Friday 25 January 2019

Extend and Pretend

This phrase was all the rage 10 years ago.


The banks had lent money that the borrowers could not pay back, if they foreclosed on all the bad loans, the banks themselves would go bust. So they extended the loans, accepted lower payments and generally waited where they could for companies to come back to health and be able to pay back their debts.


In the round it worked, of course RBS and others also took plenty to the cleaners to help them 'stay afloat', but many of the larger loans and groups were spared. As an example, the housebuilders were in real trouble. Taylor Wimpey's share price went as low as 5p! But the banks knew if they disrupted the house builders then the knock on to the rest of the industry would be unimaginable. Taylor Wimpey had its loans rolled over and recovered fully (in a sense, Wimpey was never in danger, its sales fell a bit, the issue was the lack of credit, not its business model or operations). This was a signal for the banks to 'extend and pretend' that whole sector.

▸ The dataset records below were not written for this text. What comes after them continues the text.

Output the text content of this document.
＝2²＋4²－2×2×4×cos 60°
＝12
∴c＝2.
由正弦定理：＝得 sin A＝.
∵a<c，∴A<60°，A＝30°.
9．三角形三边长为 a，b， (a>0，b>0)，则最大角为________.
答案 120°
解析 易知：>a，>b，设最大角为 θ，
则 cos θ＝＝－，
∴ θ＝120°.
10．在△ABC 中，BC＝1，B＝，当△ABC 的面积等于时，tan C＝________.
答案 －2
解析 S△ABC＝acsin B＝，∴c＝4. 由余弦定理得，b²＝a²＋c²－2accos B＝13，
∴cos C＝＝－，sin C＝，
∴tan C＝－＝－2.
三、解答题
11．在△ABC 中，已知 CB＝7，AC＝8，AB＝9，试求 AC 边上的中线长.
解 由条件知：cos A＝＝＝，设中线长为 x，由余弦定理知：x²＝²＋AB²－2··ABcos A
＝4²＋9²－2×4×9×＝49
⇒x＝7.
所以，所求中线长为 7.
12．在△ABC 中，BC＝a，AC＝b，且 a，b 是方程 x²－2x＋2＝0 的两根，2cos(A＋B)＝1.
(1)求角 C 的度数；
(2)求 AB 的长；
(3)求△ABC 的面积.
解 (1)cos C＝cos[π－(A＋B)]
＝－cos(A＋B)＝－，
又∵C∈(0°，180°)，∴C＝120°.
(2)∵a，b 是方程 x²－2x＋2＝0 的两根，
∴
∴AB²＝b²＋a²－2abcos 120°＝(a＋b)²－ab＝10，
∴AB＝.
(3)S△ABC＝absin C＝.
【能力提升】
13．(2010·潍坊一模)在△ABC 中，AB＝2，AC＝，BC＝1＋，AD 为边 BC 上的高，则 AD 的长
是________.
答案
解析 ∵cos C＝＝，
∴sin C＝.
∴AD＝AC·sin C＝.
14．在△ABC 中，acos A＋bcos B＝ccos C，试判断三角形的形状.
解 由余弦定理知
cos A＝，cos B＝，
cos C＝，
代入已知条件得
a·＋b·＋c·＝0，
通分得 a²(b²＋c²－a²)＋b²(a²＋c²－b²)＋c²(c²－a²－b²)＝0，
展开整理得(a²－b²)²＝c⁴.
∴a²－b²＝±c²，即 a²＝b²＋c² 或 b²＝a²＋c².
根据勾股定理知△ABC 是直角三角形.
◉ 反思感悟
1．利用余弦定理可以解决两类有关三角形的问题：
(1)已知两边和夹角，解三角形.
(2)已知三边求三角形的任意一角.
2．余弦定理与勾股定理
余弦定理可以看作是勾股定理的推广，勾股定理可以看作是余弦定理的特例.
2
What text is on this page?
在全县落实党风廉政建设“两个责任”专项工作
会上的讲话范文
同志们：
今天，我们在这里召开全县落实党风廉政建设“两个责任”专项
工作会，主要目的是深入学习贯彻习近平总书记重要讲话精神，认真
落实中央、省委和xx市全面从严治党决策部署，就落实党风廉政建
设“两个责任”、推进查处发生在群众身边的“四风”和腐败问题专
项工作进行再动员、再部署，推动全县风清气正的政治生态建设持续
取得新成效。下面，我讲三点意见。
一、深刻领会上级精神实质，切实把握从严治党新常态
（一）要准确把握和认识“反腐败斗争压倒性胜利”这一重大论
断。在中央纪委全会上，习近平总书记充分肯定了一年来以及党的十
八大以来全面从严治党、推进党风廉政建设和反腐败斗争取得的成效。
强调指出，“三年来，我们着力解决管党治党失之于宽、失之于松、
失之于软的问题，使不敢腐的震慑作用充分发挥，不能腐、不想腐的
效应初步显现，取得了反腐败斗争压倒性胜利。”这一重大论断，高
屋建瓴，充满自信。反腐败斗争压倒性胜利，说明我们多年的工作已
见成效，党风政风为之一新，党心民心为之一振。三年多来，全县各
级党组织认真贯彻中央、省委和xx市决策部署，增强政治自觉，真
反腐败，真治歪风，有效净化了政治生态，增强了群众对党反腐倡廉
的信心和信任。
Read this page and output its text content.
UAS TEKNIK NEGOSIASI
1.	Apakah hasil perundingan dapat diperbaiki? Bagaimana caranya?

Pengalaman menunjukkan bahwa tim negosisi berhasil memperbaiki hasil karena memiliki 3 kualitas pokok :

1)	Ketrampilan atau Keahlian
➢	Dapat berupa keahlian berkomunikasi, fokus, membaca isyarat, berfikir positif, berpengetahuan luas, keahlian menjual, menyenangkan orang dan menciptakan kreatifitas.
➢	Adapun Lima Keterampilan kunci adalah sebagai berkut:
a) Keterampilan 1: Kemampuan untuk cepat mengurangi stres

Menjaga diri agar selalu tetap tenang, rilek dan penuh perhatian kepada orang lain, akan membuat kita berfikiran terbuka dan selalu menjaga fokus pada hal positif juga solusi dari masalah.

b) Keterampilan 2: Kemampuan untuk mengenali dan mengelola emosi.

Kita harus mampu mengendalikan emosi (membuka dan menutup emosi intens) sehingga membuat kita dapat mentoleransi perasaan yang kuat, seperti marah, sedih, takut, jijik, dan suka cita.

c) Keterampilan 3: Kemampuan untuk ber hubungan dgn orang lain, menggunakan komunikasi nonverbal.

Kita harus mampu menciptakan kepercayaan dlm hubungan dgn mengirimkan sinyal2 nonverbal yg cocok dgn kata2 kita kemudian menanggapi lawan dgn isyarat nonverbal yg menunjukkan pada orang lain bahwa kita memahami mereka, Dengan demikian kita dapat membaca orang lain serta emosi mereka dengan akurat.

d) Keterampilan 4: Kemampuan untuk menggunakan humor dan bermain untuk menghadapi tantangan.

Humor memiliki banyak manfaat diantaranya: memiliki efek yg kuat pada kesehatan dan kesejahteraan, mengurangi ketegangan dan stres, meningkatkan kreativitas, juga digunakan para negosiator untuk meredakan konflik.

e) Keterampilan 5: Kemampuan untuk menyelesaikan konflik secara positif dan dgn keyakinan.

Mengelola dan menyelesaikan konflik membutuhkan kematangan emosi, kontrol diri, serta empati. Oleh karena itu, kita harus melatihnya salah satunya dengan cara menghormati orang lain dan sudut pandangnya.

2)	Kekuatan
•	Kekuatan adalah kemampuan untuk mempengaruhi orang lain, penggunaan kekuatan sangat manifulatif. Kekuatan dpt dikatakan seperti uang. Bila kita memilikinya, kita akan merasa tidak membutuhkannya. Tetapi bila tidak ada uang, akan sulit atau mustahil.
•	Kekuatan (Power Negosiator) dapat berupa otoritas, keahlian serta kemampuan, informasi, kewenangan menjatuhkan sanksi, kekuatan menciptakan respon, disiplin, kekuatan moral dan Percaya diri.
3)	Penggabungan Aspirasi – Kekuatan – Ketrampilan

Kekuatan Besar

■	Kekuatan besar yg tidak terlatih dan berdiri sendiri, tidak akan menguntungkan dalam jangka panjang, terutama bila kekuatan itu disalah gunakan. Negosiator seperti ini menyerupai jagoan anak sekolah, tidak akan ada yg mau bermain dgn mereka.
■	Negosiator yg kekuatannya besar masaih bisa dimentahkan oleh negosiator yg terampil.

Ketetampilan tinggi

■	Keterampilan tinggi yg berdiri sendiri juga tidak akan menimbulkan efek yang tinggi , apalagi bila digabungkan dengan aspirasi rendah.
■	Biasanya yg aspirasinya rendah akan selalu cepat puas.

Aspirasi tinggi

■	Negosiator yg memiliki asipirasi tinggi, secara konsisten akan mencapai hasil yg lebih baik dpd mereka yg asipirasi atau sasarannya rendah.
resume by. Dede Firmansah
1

Of course, over time the loans that could not be paid were called in, but we ended up for many years with a zombie economy of companies who could not pay their debts nor die off. This was a sub-optimal outcome, exacerbated by the over use of quantitative easing.


In other countries, things have gone less well. Deutsche Bank still has stuck to extending all loans and not clearing up its loan book, even today, 11 years after the crisis, the bank is a mess and the German Government is trying to figure out ways to get it to merge or other ways to keep it going. There are regular management changes as no one can figure out how to cure the illness with out killing the patient.


The above story has a alternate explanation for not postponing article 50 in the current UK Brexit mess. Postponing Article 50 is the political equivalent of Extend and Pretend, but the UK is Deutsche Bank not the UK or US banks. Extending won't fix anything at all, but continue to paralysis and stasis of the situation today. Whatever the idiots in Parliament decide to do, they need to make a decision as can-kicking now is the worst answer of all of them.

10 comments:

Sackerson said...

Perhaps they would like to keep us in until DB collapses and then sting us for financial support.

E-K said...

I think they disrespect their own country enough to kick cans.

What is this really about ?

The worst outcome possible (for them) would be for the Brexit oiks to be proven right.

Bill Quango MP said...

We said way beck when the crisis occurred, what is best?

To have a proper, 1980s - 1990s style crash and bankrupt millions. Turf people out of houses they can't afford, collapse companies. But get it all over with within 2 years.
Or
Try and keep the entire show on the road,and hope it all sorts itself out before the next crash turns up.

Option 2, was, on balance, the better one.

it may have meant no more bust.But also, no more boom.
Brexit could give us either. And probably both.

dearieme said...

"has a alternate explanation": noooooo!

It's an "alternative", you clot.

Lord Blagger said...

Merging with DB is like being offered a cyanide pill and swallowing it.

Lord Blagger said...

Bill, the mess this time won't be a banking failure. Its a state failure to pay its debts.

How are pensioners going to live with no pensions, no welfare?

Lord Blagger said...

The other aspect of extend and pretend, is mark to make believe.

tolkein said...

63 days to go

Matt said...

@Bill Quango

Try and keep the entire show on the road,and hope it all sorts itself out before the next crash turns up.

That seems to be working so well for the Japanese. No wonder the geniuses who missed the signs of problems before 2007 decided on this course of action.

E-K said...

Can't see the problem with Japan. They have a cultural consensus and are gearing down for the march of the robots.